Though turtle extinction is a major problem, there are many things that we can do to save the turtles. The first thing that the average person can do is to reduce the amount of garbage you produce and clean up trash you see on the beach. By doing this there will be a lot less garbage in the ocean and a lot fewer turtles who die from a mistake of thinking a plastic bag is a jellyfish. Another thing that can be done for the turtles is to remove recreational equipment like chairs and umbrellas and to fill in holes and knock down sea castles in the sand (fisheries.noaa.gov). When these things are on the sand, they become obstacles for the nesting turtles and for the baby turtles to get to the ocean. A third thing that can be done to help turtles is to turn out all visible lights from the beach and avoid beach bonfires. According to defenders.org, “sea turtle hatchlings use light and reflections from the moon to find their way to the water at night.” That means that if they see the artificial light or the light from the fire, they will go toward it thinking it is the ocean. Finally, a chemical reduction can be used to help turtles. Even if you don’t know it, the chemicals you use on your lawn and in your home can somehow wash away into the ocean, killing plants and animals. Instead, use alternate products like biodegradable solutions.
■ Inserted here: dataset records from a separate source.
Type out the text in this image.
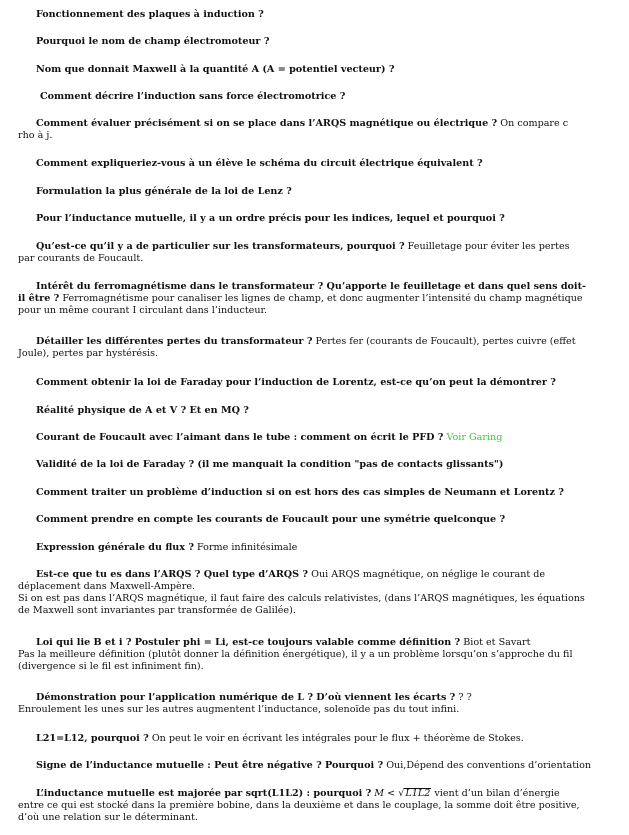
Fonctionnement des plaques à induction ?
Pourquoi le nom de champ électromoteur ?
Nom que donnait Maxwell à la quantité A (A = potentiel vecteur) ?
Comment décrire l’induction sans force électromotrice ?
Comment évaluer précisément si on se place dans l’ARQS magnétique ou électrique ? On compare c
rho à j.
Comment expliqueriez-vous à un élève le schéma du circuit électrique équivalent ?
Formulation la plus générale de la loi de Lenz ?
Pour l’inductance mutuelle, il y a un ordre précis pour les indices, lequel et pourquoi ?
Qu’est-ce qu’il y a de particulier sur les transformateurs, pourquoi ? Feuilletage pour éviter les pertes
par courants de Foucault.
Intérêt du ferromagnétisme dans le transformateur ? Qu’apporte le feuilletage et dans quel sens doit-
il être ? Ferromagnétisme pour canaliser les lignes de champ, et donc augmenter l’intensité du champ magnétique
pour un même courant I circulant dans l’inducteur.
Détailler les différentes pertes du transformateur ? Pertes fer (courants de Foucault), pertes cuivre (effet
Joule), pertes par hystérésis.
Comment obtenir la loi de Faraday pour l’induction de Lorentz, est-ce qu’on peut la démontrer ?
Réalité physique de A et V ? Et en MQ ?
Courant de Foucault avec l’aimant dans le tube : comment on écrit le PFD ? Voir Garing
Validité de la loi de Faraday ? (il me manquait la condition "pas de contacts glissants")
Comment traiter un problème d’induction si on est hors des cas simples de Neumann et Lorentz ?
Comment prendre en compte les courants de Foucault pour une symétrie quelconque ?
Expression générale du flux ? Forme infinitésimale
Est-ce que tu es dans l’ARQS ? Quel type d’ARQS ? Oui ARQS magnétique, on néglige le courant de
déplacement dans Maxwell-Ampère.
Si on est pas dans l’ARQS magnétique, il faut faire des calculs relativistes, (dans l’ARQS magnétiques, les équations
de Maxwell sont invariantes par transformée de Galilée).
Loi qui lie B et i ? Postuler phi = Li, est-ce toujours valable comme définition ? Biot et Savart
Pas la meilleure définition (plutôt donner la définition énergétique), il y a un problème lorsqu’on s’approche du fil
(divergence si le fil est infiniment fin).
Démonstration pour l’application numérique de L ? D’où viennent les écarts ? ? ?
Enroulement les unes sur les autres augmentent l’inductance, solenoïde pas du tout infini.
L21=L12, pourquoi ? On peut le voir en écrivant les intégrales pour le flux + théorème de Stokes.
Signe de l’inductance mutuelle : Peut être négative ? Pourquoi ? Oui,Dépend des conventions d’orientation
L’inductance mutuelle est majorée par sqrt(L1L2) : pourquoi ? M < √L1L2 vient d’un bilan d’énergie
entre ce qui est stocké dans la première bobine, dans la deuxième et dans le couplage, la somme doit être positive,
d’où une relation sur le déterminant.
It is important for people to know about the problem of endangered sea turtles and learn how to fix it. If people don’t help turtles soon, they will go extinct. If sea turtles go extinct, it will damage the ocean’s ecosystem. For example, sea turtles play an important role in keeping the seagrass bed healthy. When green sea turtles graze, they increase the productivity and nutrient content of seagrass blades. Without constant grazing, seagrass beds become overgrown and decompose and provide a good habitat for the growth of slime molds. Finally, if turtles went extinct, this would also affect humans. If there were no more turtles, then the jellyfish population would grow because sea turtles eat jellyfish. If this population grows, these jellyfish will travel in swarms across the ocean and do many things to affect us. For example, jellyfish may go to areas where there are a lot of fish and sting all of the fish, affecting what people eat and the fisherman’s catch. Therefore, the fishermen will not have any fish to sell, and they will lose a lot of money. Another thing that would happen if jellyfish population grows is that jellyfish may clog nuclear plant cooling water systems all over the world. This shows that our ecosystem is fragile, and we need to protect it. 

WORKS CITED

“Information About Sea Turtles: Threats to Sea Turtles.” Sea Turtle Conservancy, conserveturtles.org/information-sea-turtles-threats-sea-turtles/.
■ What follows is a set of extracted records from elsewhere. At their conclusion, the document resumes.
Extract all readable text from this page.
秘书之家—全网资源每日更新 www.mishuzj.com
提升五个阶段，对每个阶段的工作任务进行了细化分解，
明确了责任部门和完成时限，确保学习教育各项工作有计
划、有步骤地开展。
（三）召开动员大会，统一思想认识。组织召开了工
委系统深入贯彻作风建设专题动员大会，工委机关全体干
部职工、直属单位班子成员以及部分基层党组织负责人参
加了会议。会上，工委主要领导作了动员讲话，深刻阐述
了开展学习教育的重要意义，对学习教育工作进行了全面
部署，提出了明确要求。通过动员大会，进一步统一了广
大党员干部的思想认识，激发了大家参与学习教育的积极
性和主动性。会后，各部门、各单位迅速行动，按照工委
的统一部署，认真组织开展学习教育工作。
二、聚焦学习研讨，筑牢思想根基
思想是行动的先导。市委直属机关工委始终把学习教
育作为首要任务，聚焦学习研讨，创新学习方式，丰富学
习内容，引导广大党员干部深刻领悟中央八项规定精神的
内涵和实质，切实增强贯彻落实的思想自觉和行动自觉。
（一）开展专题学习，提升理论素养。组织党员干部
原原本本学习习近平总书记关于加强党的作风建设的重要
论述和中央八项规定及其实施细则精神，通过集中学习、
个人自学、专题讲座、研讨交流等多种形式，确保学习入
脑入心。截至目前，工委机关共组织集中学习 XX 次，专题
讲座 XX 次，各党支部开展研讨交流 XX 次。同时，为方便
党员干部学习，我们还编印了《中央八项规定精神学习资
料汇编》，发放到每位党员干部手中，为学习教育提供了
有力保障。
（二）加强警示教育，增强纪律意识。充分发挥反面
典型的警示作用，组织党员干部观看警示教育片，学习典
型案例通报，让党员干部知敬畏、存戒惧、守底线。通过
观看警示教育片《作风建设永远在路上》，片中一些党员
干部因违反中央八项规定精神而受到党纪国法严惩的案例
Noaa. “What Can You Do to Save Sea Turtles?” NOAA Fisheries, 6 June 2016, www.fisheries.noaa.gov/feature-story/what-can-you-do-save-sea-turtles.

“Ocean Plastic.” SEE Turtles, www.seeturtles.org/ocean-plastic.

Pattavina, Peter. “Sea Turtles.” Defenders of Wildlife, defenders.org/wildlife/sea-turtles.
“Tour De Turtles Spotlight on the Race’s Biggest Competitors: The Leatherbacks.” Sea Turtle Conservancy, 13 Sept. 2016, conserveturtles.org/tour-de-turtles-spotlight-races-biggest-competitors-leatherbacks/.